Electrosurgical monopolar handpiece, characterized in that the operating rod 140 is configured to protrude or insert in the case 110, adjust the protruding length or rotate, and adjust the surgical angle.
According to claim 1,

At the rear end of the operating rod 140, a pair of elastic pieces 141 formed in a semi-cylindrical shape and with fixing protrusions 142 protruding to be spaced apart from each other by a predetermined distance are formed.
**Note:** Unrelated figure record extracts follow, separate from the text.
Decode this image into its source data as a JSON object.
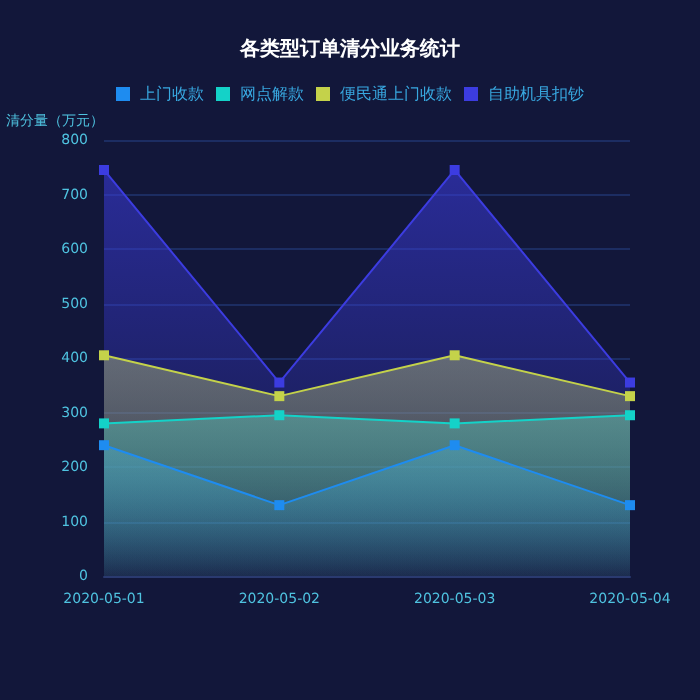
{
  "chart_data": {
    "type": "area",
    "title": "各类型订单清分业务统计",
    "ylabel": "清分量（万元）",
    "categories": [
      "2020-05-01",
      "2020-05-02",
      "2020-05-03",
      "2020-05-04"
    ],
    "series": [
      {
        "name": "上门收款",
        "color": "#1e8cf0",
        "values": [
          240,
          130,
          240,
          130
        ]
      },
      {
        "name": "网点解款",
        "color": "#14d2c8",
        "values": [
          280,
          295,
          280,
          295
        ]
      },
      {
        "name": "便民通上门收款",
        "color": "#c4d24a",
        "values": [
          405,
          330,
          405,
          330
        ]
      },
      {
        "name": "自助机具扣钞",
        "color": "#3c3ce0",
        "values": [
          745,
          355,
          745,
          355
        ]
      }
    ],
    "ylim": [
      0,
      800
    ],
    "yticks": [
      0,
      100,
      200,
      300,
      400,
      500,
      600,
      700,
      800
    ],
    "grid": "y",
    "legend": "top",
    "marker": "square"
  }
}
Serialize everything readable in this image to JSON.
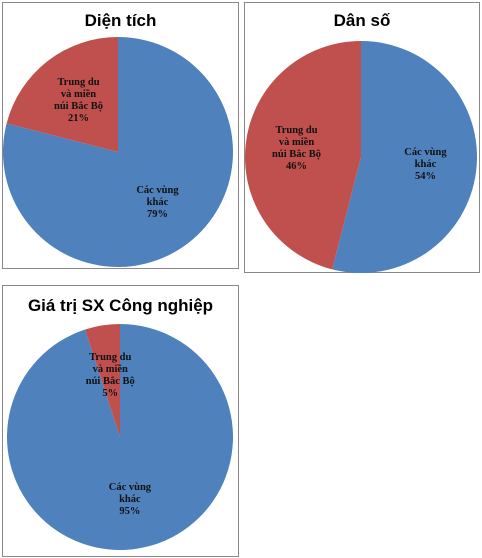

A monopolar handpiece for electrosurgical operation configured to be inserted into and fastened to the insertion port 151 of a).
According to claim 2,

Electrosurgical monopolar handpiece, characterized in that the outer diameter of the slider (150) and the outer diameter of the operating rod (140) are configured identically.
According to claim 1,

A guide protrusion 152 protrudes from one side of the slider 150, and the guide protrusion 152 is inserted into the long groove-shaped guide 116 formed in the axial direction inside the case 110. Monopolar handpiece for electrosurgical use.
According to claim 1,

The conductive sphere 154,

A conductive body fastened to the slider 150, a pin contact 155 formed in a ring shape on one side of the body and contacting the pogo pin 144, and a pin contact 155 formed on the other side of the body to connect the coil cable 160 and Electrosurgical monopolar handpiece, characterized in that composed of a connector 156 to be connected.
According to claim 5,

A guide protrusion groove 157 is drilled in the body of the conductive member 154, and a guide protrusion 152 of the slider 150 is inserted into the guide protrusion groove 157 so that the conductive member 154 is formed on the slider 150. An electrosurgical monopolar handpiece configured to be fastened to.
According to claim 1,

Electrosurgical monopolar handpiece, characterized in that the case (110) further comprises an operating rod fixing device for fixing the operating rod (140).
According to claim 1,

In the case 110,

A rotator 170 in the form of a pipe bent at a predetermined angle is rotatably fastened to the rear end of the case 110, and the suction pipe 101 passes through the rotator 170 to the suction pipe insertion hole 143 inside the operating rod 140 ) Electrosurgical monopolar handpiece, characterized in that inserted into.
According to claim 8,

At the tip of the operating rod 140,

An electrode insertion hole 183 into which the conductive electrode 180 is inserted is formed, and a head 181 having a hole-shaped suction hole 182 to suck in smog is fastened to one side or both sides of the electrode insertion hole 183 Monopolar handpiece for electrosurgical use.